Monday, September 5, 2011

Stepping out

254:

I’m always reminded of Alice’s (in Wonderland) surprise when she steps into another world inhabited by strange beings and they don’t respond to her as she expects - it reminds me of the general human obstinacy to obvious answers. It reminds me of people suffering unnecessarily just to preserve the rightness of what they do.
In our world all the obvious answers seem to be staring us in the face but most people refuse to see them because they’re afraid of change. They don’t want to risk something they don’t fully understand, which even seems too ridiculously simple to work. I don’t mean economic problems which governments have to solve or huge global problems that can only be solved when everyone acts together. And I don’t mean standing up to danger and martyring ourselves for a principle. I mean something we can do at home which will transform our own lives and eventually set a global trend.
Vegans, acting at first out of raw outrage, take something from an unfamiliar dimension and install it as a routine in their own lives. The boycott a vegan installs is ridiculed and often causes friction with family and friends, but when the instinct is strong (and, for most vegans, it’s a gut feeling we have), when something is fundamentally wrong, there’s an overwhelming urge to act.
In the great lucky-dip of life, the luckiest one is becoming convinced of the truth of non-violence. By applying that principle (avoiding gratuitous violence) it’s likely we’ll start to get lucky, according to the law of just returns - that what goes around comes around, good karma, etc. I’m superstitious about violence and dishonesty, so I believe that if you give it out you get it back, and if you don’t do it, it can’t touch you. It appeals to my simple view of life, that I can tailor my life so the unnecessary ‘horribles’ aren’t invited in.
To non-vegans, who haven’t looked at things this way, it mightn’t seem significant enough, or not likely to be effective enough. So they blunder on and get rough treatment back - you can invest in a peace-deal or allow chaos to take a hold.
Some say “life is too short to worry about such details”. Why be bothered with the trivial details vegans worry about ... which is why vegans themselves need to explain why vegan principle is so central to the future sustainability of the planet. And it’s why I think that ‘holding firmly to the truth’ (or Ghandi’s idea of the “force which is born of truth and love or non-violence”) is so important. It has certainly transformed many people’s lives for the better, mine included.
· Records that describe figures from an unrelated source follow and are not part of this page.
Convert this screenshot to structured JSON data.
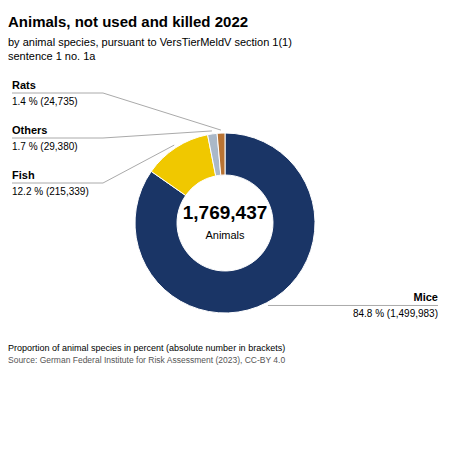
{
  "chart_data": {
    "type": "pie",
    "title": "Animals, not used and killed 2022",
    "subtitle": "by animal species, pursuant to VersTierMeldV section 1(1)\nsentence 1 no. 1a",
    "center_label": "1,769,437",
    "center_sublabel": "Animals",
    "categories": [
      "Mice",
      "Fish",
      "Others",
      "Rats"
    ],
    "values": [
      84.8,
      12.2,
      1.7,
      1.4
    ],
    "value_labels": [
      "84.8 % (1,499,983)",
      "12.2 % (215,339)",
      "1.7 % (29,380)",
      "1.4 % (24,735)"
    ],
    "colors": [
      "#1a3566",
      "#f0c800",
      "#aab8c8",
      "#b87333"
    ],
    "data_labels": true,
    "footnotes": [
      "Proportion of animal species in percent (absolute number in brackets)",
      "Source: German Federal Institute for Risk Assessment (2023), CC-BY 4.0"
    ]
  }
}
But the obstinacy ‘out there’, amongst most people who do what they’ve always done, for them nothing like this has happened to them - nothing has been transformed and so no one principle is capable of making a transformative change ... so they stick with what they know and help to perpetuate the very violence which is killing the human spirit.
Vegan arguments emphasise the importance of not being cruel to weak beings or destructive of beautiful things or wasteful of earthly bounties. If vegans are going to influence others we can’t just glow and be beheld, we have to argue our case hard and show by our own behaviour and an anti-bullying, anti-exploitative approach, that we have the tools to convince with.